Noordhoek residents Ben and Lilian Bron-Davis are ready to relaunch a project they started in 2003 to help create jobs in disadvantaged communities.
The couple originally launched the project, Money for Jam, in Hout Bay at the Loboni Centre after Ms Bron-Davis’s car had been broken into and she realised the solution to reduce crime would be to create jobs.
Residents of Imizamo Yethu tried their hands at jam making and the result was 625 jars of whisky seville marmalade, made from a recipe Mr Davis inherited from his grandmother, (“How a theft led to jars of happiness,” Sentinel November 7, 2003).

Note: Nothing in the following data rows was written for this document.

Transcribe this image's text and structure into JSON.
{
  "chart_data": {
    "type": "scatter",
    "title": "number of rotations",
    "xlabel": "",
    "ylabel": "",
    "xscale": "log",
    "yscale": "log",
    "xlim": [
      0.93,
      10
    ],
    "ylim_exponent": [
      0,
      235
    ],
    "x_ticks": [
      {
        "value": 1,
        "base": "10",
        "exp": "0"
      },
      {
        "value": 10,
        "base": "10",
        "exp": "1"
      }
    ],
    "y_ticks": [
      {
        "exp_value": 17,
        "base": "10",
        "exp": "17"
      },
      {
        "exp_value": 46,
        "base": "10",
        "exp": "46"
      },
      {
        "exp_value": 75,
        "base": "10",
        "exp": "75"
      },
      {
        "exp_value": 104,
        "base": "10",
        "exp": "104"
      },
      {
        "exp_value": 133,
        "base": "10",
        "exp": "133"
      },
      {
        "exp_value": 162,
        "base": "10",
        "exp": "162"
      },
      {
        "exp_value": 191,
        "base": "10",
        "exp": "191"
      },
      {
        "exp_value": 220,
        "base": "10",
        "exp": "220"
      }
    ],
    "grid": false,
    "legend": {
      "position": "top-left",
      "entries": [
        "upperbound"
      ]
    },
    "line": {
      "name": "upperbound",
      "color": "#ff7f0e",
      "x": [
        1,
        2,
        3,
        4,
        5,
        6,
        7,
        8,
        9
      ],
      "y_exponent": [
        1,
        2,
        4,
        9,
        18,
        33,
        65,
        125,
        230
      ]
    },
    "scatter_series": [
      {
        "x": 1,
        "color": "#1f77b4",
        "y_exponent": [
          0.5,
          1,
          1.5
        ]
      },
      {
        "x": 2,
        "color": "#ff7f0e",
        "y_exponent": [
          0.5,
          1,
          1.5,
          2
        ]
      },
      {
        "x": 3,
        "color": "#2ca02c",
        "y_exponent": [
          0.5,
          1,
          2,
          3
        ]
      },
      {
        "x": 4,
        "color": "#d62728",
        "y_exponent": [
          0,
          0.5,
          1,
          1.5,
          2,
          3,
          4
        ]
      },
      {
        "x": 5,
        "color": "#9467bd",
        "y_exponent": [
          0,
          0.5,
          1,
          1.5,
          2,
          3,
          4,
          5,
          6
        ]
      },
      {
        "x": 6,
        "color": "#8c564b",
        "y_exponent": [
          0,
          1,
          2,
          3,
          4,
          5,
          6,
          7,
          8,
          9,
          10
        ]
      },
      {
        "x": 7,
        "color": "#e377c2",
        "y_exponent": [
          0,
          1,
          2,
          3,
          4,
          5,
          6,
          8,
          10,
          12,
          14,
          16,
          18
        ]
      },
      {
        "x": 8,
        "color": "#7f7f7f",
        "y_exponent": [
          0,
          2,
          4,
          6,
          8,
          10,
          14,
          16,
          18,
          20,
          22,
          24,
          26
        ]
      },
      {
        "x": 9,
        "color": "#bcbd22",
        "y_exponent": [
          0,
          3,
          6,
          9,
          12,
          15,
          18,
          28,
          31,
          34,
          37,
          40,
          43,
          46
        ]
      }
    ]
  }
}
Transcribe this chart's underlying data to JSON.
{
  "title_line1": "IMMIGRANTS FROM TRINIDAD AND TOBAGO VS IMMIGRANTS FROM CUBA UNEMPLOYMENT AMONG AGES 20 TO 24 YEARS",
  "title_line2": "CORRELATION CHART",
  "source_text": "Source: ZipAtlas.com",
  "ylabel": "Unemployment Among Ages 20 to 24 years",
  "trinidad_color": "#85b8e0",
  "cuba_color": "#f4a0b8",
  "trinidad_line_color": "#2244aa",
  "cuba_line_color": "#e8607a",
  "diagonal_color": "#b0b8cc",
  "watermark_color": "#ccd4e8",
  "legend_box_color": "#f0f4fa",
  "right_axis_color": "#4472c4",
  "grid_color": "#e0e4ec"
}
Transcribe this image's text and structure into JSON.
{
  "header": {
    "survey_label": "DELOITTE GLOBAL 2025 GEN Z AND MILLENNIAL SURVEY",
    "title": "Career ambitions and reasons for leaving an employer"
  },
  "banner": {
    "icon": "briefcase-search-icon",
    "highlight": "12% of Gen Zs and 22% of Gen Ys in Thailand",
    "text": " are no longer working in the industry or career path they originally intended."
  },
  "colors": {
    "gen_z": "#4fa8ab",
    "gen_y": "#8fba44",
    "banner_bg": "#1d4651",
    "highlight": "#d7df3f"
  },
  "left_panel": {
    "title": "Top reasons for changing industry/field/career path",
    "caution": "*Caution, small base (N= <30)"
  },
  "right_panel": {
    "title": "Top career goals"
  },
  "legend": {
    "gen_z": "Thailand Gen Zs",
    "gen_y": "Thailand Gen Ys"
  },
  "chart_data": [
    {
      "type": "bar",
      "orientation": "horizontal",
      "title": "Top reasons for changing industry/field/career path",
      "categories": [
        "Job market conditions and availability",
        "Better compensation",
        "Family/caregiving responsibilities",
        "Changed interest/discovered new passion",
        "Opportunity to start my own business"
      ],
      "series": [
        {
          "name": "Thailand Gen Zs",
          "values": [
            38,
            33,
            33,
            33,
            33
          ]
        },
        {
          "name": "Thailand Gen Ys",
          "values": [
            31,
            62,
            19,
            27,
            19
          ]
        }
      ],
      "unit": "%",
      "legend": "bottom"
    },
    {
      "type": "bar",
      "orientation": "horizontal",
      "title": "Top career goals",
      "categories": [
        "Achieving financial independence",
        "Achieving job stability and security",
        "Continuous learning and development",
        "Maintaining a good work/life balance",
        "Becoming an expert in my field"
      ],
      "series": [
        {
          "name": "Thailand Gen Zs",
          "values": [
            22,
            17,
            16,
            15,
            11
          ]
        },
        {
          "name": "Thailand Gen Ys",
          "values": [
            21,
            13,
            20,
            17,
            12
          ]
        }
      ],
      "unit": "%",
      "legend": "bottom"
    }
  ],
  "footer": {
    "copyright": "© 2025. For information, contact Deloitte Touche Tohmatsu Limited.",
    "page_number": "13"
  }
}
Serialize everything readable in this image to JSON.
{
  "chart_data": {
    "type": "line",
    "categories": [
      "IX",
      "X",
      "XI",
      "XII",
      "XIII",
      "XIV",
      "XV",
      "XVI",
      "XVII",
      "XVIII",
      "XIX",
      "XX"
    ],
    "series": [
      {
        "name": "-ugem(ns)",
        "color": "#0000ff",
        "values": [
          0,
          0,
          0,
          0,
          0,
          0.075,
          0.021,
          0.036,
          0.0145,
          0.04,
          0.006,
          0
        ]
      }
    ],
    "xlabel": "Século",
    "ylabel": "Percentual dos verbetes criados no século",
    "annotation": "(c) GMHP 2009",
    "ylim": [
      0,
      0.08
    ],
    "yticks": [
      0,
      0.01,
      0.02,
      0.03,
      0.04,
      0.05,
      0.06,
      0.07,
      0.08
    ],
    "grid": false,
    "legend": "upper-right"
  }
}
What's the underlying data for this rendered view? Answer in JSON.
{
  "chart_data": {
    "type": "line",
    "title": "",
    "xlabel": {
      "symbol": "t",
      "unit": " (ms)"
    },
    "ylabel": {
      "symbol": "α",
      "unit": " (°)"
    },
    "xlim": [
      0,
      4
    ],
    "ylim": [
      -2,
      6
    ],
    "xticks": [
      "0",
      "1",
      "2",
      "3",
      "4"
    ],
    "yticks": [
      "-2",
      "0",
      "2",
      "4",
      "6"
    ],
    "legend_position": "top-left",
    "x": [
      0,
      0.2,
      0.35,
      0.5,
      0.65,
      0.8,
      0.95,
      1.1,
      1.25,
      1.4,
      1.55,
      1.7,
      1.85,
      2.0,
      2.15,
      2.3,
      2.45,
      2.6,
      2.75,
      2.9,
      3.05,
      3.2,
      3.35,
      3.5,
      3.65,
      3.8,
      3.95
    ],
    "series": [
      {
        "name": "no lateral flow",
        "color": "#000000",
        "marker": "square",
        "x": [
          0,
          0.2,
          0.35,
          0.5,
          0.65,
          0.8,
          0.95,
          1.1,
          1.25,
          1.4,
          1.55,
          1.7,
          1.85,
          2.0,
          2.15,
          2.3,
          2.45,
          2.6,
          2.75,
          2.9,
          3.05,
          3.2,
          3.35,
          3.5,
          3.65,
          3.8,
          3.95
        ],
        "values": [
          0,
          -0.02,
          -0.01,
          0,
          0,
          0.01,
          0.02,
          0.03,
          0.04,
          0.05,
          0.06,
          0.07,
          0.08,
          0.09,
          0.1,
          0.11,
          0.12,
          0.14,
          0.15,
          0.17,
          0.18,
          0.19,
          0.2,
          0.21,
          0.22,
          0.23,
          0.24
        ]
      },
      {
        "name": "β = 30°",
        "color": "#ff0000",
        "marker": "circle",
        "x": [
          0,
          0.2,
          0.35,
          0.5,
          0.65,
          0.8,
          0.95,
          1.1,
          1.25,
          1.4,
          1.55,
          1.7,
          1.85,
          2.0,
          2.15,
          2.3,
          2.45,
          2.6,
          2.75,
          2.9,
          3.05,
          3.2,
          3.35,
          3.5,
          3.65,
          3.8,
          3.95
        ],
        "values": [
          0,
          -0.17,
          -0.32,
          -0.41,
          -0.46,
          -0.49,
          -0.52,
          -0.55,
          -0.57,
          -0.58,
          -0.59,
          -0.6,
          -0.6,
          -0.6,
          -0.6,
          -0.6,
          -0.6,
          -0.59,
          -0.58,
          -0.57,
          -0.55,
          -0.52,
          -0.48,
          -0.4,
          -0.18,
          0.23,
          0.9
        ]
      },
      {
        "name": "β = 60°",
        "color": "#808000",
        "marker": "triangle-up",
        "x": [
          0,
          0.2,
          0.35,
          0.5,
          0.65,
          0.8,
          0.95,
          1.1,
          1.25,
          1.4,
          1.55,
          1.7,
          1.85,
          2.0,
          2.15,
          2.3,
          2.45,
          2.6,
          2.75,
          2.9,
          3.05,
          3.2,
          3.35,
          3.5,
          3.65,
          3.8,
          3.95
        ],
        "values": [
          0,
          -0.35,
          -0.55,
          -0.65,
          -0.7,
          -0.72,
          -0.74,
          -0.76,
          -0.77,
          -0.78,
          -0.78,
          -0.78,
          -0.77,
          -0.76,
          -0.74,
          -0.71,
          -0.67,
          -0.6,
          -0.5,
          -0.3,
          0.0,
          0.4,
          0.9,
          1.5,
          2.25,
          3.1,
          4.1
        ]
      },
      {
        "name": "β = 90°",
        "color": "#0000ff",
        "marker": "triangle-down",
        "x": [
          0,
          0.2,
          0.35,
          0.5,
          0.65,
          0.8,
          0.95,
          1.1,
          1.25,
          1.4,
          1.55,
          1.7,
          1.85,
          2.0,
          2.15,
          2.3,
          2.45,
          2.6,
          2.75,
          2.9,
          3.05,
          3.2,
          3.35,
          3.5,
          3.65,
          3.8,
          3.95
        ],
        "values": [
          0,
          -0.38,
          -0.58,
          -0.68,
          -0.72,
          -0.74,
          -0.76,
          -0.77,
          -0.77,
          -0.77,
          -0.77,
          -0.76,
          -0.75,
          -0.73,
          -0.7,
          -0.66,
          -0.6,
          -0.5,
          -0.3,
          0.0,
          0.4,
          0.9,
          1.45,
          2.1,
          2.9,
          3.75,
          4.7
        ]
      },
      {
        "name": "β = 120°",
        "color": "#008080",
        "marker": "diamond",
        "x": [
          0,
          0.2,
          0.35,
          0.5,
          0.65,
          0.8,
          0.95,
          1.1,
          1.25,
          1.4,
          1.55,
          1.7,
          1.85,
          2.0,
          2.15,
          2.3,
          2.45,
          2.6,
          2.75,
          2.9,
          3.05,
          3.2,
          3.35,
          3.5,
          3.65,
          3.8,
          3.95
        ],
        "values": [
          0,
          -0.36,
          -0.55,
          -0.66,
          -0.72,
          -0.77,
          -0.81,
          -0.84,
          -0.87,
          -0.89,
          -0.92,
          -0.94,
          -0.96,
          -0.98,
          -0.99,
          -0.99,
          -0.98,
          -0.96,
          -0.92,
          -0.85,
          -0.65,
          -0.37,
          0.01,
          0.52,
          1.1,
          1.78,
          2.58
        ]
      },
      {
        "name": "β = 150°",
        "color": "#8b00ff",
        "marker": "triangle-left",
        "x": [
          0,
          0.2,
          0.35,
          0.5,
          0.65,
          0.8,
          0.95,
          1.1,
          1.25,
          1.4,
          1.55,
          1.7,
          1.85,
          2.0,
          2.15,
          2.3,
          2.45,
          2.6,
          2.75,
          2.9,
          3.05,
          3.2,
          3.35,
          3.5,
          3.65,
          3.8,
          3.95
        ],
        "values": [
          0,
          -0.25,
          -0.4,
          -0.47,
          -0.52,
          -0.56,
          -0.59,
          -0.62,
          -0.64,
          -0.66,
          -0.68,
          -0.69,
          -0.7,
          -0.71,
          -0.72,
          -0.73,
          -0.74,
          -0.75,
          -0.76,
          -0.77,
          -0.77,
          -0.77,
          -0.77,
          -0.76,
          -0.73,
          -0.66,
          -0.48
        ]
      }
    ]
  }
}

After a generous supply of apricots from an anonymous Paarl fruit farmer last week, the couple relaunched the project from their home, making apricot jam and produced 30 jars of jam on Wednesday December 12.
Ms Bron-Davis said the sugar, jam-jars, lemons and extra large stainless steel saucepans were ready and waiting at their home and after the apricots were delivered on Tuesday December 11 the jam making volunteers from Noordhoek started making jam the following day.
Ms Bron-Davis said the jam would be sold in Noordhoek retail outlets with the profit proceeds being divided among the jam makers to fund food for Christmas and New Year, school uniforms as well as bus fares to travel home to the the Eastern Cape.